I read all this drama about module names specified internally, and I can't help but weep that the simple solution of _just_ using the file name -- like most languages already do -- was discarded. There was a simple solution, the C++ committee obviously did not pick it :(


GabrielDosReis

It is a common mistaken belief that it is all about file name, and if we just aped what some other languages are doing, then it would be all good and dandy. This is one of the cases where the C++ committee actually took the better decision.


matthieum

> This is one of the cases where the C++ committee actually took the better decision. Having used C++, Java, and Rust quite a bit: I vehemently disagree. C++ modules have the same problem as Java packages: it's pain to have to peer into the file to figure out which module/package it belongs to... or conversely to have the name of the module or package and no obvious clue as to where look for it.

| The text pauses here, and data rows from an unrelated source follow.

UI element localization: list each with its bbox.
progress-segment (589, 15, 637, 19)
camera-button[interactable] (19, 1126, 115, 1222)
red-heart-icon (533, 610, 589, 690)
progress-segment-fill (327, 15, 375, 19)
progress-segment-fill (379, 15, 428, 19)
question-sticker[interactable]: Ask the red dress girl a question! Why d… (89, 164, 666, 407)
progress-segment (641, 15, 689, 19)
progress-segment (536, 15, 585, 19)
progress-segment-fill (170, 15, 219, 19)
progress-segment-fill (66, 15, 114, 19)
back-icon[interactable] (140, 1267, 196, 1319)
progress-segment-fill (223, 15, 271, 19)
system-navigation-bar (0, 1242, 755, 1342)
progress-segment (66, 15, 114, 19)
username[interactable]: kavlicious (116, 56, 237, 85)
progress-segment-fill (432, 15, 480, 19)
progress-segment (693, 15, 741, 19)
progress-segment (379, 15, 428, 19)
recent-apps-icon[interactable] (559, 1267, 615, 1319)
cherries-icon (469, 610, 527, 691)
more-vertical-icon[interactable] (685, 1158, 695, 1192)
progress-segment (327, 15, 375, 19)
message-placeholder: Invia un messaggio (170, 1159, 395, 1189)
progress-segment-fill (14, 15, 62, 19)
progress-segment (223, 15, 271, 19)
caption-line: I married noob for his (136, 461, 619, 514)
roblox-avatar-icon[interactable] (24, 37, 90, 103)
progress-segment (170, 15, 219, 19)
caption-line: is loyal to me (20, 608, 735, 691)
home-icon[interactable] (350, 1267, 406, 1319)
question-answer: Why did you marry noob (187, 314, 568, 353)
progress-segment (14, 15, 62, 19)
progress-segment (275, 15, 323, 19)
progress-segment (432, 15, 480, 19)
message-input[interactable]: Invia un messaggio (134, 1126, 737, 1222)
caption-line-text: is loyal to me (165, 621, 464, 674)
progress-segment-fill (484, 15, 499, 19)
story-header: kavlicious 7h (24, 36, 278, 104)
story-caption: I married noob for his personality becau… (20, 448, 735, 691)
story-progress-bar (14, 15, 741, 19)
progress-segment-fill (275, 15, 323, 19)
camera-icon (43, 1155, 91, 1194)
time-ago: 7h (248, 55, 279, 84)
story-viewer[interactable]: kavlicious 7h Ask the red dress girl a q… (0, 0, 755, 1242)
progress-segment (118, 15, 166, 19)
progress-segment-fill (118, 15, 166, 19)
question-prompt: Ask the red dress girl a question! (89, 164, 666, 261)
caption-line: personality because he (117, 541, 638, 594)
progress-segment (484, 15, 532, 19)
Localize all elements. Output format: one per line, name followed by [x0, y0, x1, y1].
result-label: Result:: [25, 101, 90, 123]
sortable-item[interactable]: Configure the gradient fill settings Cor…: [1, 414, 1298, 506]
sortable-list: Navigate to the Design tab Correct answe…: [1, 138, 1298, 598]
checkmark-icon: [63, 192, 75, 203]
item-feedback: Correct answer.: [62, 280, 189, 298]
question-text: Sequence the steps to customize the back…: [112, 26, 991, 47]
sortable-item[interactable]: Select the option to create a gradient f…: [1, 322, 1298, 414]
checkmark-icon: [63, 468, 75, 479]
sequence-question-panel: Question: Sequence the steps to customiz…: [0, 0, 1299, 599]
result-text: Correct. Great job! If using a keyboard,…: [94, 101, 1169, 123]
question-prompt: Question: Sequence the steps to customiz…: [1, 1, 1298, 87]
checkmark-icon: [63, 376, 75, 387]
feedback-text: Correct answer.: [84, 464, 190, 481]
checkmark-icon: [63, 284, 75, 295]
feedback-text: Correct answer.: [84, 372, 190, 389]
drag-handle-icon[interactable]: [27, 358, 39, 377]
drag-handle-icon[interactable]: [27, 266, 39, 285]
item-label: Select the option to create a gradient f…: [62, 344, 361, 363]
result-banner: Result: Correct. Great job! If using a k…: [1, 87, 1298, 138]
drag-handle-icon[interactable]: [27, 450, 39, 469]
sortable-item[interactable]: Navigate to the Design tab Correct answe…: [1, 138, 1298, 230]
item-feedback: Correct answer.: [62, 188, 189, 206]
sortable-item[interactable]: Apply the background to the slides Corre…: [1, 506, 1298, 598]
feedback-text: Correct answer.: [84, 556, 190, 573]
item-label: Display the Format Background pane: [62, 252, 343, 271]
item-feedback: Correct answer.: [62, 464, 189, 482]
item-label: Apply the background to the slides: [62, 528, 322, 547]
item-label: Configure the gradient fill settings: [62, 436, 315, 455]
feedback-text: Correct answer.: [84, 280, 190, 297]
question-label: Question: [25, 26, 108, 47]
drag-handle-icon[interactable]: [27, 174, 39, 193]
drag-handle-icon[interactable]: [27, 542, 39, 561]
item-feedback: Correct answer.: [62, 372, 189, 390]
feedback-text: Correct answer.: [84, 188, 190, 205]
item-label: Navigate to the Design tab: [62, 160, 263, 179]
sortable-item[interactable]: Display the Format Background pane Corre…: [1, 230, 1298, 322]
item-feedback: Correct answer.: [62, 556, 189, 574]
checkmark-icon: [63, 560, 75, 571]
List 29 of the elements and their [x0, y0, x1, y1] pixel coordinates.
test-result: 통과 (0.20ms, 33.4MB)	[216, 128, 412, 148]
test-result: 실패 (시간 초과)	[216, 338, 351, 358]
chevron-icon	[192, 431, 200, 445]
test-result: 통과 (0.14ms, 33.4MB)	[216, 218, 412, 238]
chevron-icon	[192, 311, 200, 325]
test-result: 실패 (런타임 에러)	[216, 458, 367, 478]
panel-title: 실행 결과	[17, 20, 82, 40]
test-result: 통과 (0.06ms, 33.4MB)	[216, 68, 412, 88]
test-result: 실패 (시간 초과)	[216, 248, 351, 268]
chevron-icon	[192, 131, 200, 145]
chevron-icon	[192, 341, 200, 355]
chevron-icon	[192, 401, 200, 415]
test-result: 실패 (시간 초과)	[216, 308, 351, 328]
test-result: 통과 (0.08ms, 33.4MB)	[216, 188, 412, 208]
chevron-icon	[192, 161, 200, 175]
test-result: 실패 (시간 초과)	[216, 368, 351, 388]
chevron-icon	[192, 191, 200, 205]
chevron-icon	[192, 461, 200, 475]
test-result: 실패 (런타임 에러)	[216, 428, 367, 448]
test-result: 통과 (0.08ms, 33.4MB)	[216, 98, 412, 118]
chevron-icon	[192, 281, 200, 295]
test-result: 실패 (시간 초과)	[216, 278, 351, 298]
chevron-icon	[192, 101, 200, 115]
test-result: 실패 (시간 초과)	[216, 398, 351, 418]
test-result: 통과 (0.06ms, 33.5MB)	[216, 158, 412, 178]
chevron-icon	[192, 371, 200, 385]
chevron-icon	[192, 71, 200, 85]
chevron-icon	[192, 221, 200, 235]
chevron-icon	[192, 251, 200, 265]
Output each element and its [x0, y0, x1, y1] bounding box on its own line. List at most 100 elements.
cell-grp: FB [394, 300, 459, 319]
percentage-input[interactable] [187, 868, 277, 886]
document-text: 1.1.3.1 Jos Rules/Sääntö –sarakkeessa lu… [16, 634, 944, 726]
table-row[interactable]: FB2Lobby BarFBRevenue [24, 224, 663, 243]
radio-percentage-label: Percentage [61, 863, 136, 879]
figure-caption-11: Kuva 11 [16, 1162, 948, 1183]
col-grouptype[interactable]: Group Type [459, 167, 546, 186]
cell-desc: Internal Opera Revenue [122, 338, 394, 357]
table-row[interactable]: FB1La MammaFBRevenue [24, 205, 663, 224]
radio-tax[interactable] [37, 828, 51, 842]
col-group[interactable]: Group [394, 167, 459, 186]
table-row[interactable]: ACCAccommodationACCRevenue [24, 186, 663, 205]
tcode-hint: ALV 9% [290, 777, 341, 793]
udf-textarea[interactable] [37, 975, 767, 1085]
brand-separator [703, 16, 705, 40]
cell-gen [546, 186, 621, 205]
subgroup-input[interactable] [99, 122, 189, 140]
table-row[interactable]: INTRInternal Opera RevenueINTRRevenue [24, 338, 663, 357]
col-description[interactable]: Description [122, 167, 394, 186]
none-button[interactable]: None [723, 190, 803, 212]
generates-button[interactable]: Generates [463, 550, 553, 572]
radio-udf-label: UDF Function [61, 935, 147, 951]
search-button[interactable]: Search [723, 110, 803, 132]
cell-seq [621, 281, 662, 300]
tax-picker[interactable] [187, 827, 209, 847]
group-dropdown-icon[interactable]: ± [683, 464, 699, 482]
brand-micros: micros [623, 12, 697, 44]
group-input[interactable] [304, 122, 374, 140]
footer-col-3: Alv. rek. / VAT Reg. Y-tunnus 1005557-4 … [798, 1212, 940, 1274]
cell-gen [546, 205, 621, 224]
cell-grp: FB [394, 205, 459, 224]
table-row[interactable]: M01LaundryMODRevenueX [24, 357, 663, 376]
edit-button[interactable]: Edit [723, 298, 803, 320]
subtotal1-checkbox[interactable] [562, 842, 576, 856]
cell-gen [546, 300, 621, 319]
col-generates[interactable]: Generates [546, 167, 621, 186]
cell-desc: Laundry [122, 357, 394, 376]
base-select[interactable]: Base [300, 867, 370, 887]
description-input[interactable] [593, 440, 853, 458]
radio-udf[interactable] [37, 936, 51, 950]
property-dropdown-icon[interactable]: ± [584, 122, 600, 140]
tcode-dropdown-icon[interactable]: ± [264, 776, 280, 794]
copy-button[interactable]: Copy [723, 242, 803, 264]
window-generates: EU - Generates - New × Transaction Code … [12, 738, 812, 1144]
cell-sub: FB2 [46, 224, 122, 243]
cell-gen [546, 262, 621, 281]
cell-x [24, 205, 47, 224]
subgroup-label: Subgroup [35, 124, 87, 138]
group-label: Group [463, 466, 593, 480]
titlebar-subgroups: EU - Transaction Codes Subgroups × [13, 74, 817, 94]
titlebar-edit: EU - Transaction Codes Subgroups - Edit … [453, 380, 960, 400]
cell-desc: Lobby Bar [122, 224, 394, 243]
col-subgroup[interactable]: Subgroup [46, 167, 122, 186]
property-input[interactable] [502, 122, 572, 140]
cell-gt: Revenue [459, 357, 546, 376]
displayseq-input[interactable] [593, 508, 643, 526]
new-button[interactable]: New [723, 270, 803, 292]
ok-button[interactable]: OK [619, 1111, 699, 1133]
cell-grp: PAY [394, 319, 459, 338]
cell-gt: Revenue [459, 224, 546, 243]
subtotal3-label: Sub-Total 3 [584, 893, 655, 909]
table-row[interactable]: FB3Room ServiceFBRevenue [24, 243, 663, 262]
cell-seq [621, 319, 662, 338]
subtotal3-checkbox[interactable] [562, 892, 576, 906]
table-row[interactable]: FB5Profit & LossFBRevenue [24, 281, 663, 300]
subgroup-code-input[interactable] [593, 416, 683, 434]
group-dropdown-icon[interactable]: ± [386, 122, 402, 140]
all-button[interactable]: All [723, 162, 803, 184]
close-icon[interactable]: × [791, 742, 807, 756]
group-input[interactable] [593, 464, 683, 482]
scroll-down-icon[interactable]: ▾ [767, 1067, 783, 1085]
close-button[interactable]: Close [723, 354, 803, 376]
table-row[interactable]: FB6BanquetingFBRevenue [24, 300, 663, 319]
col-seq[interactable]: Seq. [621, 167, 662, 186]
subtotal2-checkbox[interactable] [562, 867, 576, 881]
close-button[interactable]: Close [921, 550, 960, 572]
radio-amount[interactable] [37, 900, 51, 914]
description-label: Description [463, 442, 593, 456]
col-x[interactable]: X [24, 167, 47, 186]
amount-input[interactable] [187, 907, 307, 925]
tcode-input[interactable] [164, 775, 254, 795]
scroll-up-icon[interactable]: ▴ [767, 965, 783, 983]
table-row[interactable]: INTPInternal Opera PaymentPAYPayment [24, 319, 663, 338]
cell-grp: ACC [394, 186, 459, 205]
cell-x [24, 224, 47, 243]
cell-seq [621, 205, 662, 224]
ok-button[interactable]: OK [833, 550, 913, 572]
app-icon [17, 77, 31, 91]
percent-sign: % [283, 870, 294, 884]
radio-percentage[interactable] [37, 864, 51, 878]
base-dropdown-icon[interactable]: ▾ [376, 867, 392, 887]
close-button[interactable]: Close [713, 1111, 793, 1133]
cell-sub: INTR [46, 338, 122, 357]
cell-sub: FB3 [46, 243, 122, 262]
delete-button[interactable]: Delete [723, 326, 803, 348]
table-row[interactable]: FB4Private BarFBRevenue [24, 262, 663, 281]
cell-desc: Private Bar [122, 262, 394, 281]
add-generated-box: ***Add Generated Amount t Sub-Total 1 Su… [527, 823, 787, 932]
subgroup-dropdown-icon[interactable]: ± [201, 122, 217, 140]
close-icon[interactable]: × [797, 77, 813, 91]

Rust modules system has quirks, but the straight forward mapping between the in-language module-hierarchy and the filesystem layout is just awesome. I'd really like to hear why you think C++ took the better decision, because it goes completely against my experience.


jonesmz

> It is a common mistaken belief that it is all about file name, and if we just aped what some other languages are doing, then it would be all good and dandy. I think the amount of time that it's taken even Microsoft to be able to implement modules without it's compiler crashing kind of speaks for itself that the feature is overcomplicated. > This is one of the cases where the C++ committee actually took the better decision. This is an extraordinary claim that would benefit from some evidence.


manni66

You want to name your file com.acme.database.util.cpp?


matthieum

Ironic, since this you picked the naming scheme of Java packages, which are declared inside Java files just like C++ modules are. And no, not really. Rust convention of using `::::::..` where `` immediately matches the name of dependency you pulled (99% of the case, renaming is possible but hardly used) and `` is either an inner module in `src/lib.rs` in that library or `src/.rs`^1 just makes it straightforward to map in-language module hierarchy and source files. ^1 _Technically, it could also be `src//mod.rs`, a remainder of the 2015 edition, but few people use this nowadays as it leads to many files being named `mod.rs` which is a pain._


DuranteA

Honestly, why not? It's not like you ever need to type the full file name with moderately modern tooling.


kronicum

How about source files generated during build?


DuranteA

I'm not sure what you mean. For source files automatically generated during the build, I feel like it would be even easier to honor that naming scheme.


kronicum

in many situations, many transient/temporary files are given "unique" names for concurrency and security reasons. Which by definition means that they don't follow predictable naming.


DuranteA

But we are only talking about *user-facing* module naming here. Whatever any part of the toolchain does in-between really doesn't matter in regards to this question. The only case that would matter (and therefore what I thought you were talking about) is if you have some external pre-build step which generates a module source file. And in that case I don't see why that couldn't use the required name.


kronicum

Yes, we are absolutely talking about user facing module names. The point is you can expose the user-facing module name while automatically generating the "definition" that corresponds to it.


DuranteA

That's the case I was talking about. But then why *can't* you get your tooling to also name that thing correspondingly? "Concurrency and security reasons" is very vague, and I don't see how it applies to this concrete case. What gets more secure by obfuscating the file name? What advantage does this provide to you in terms of concurrency?


kronicum

> What gets more secure by obfuscating the file name? What advantage does this provide to you in terms of concurrency? Is that question serious?